More than half of the patients described in this paper had dementia according to our definition (GDS ≥ 4). Since the DeMo project was designed with a pragmatic diagnostic approach to dementia, our data should not be used to validate the 4AT in patients with dementia. Still, Table 1 indicates some interesting trends. First, 19.3% of those scoring 0 on the 4AT have dementia according to our definition. Further, dementia is more common in those with a 4AT score indicating delirium than those with a 4AT score indicating cognitive impairment but not ongoing delirium. This is in line with previous studies finding that dementia is a strong risk factor for delirium [6] and may indicate that patients with delirium with no known dementia diagnosis should be examined for dementia later. Table 1 may also indicate increasing levels of comorbidity and lower pADL-function with an increasing 4AT score, raising the question as to whether the 4AT could be used to identify vulnerable patients in a broader sense than just cognitive impairment, for instance patients with functional impairment and risk of falls.

The major limitations of the study are the design with secondary analyses and that the index test and the reference standard were not strictly conducted within a limited period, introducing the possibility that the patients could be free of delirium symptoms when the index test was conducted but have more pronounced symptoms later. These limitations could be an explanation to the concerns discussed about item 1 and 4 of the 4AT, but we still believe that these concerns are valid since both tests were done within a relatively short timeframe of the same hospitalization. Further, sensitivity could be higher than 0.72 if the reference assessment had been conducted immediately after the index test. Other limitations include the fact that the assessors of the reference standard were not strictly blinded to the results of the index test and that the first author on a general basis occasionally supervised junior doctors on how to score the 4AT, introducing a possible bias. Our approach to diagnose dementia was pragmatic, and the data on 4AT score and dementia must be interpreted carefully. Our sample consists of frail geriatric patients, so results may not be generalizable to fit hospitalized adults. The fact that the study was not conducted as a strict validation study could also be considered as a strength since we can report how the 4AT performs as a delirium screening tool in a real-life setting. The completeness of data and the long follow-up are other strengths of the study.
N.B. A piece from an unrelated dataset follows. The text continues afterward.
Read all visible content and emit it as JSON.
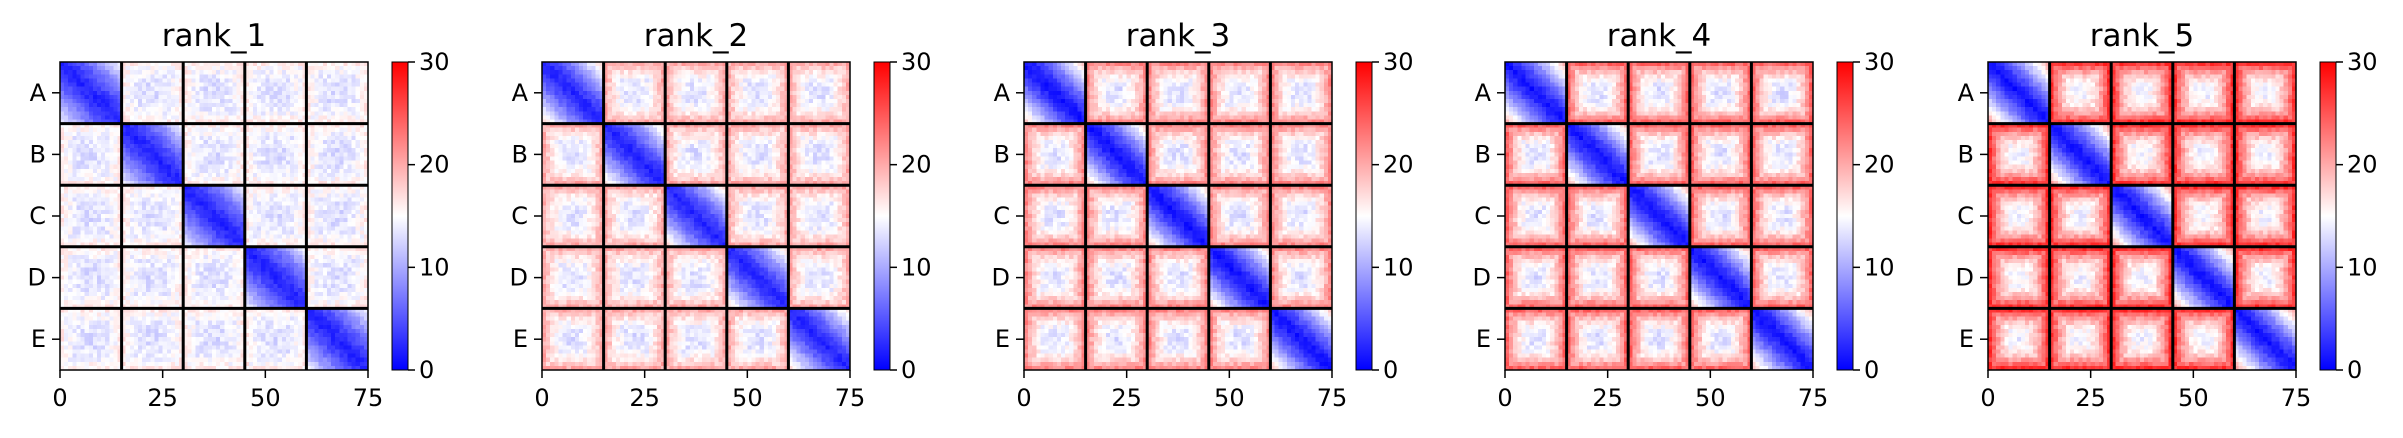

To conclude, this study on acutely admitted geriatric patients demonstrated that a high 4AT score may indicate elevated 1 year mortality, although age, comorbidity, and pADL-function also provide information about mortality risk. The 4AT seems to have reasonable sensitivity and specificity as a delirium screening tool when applied as part of a clinical routine outside validation studies. Still, our results may indicate that health care professionals should get formal training before using the 4AT and that such training may improve the sensitivity of the 4AT for delirium screening.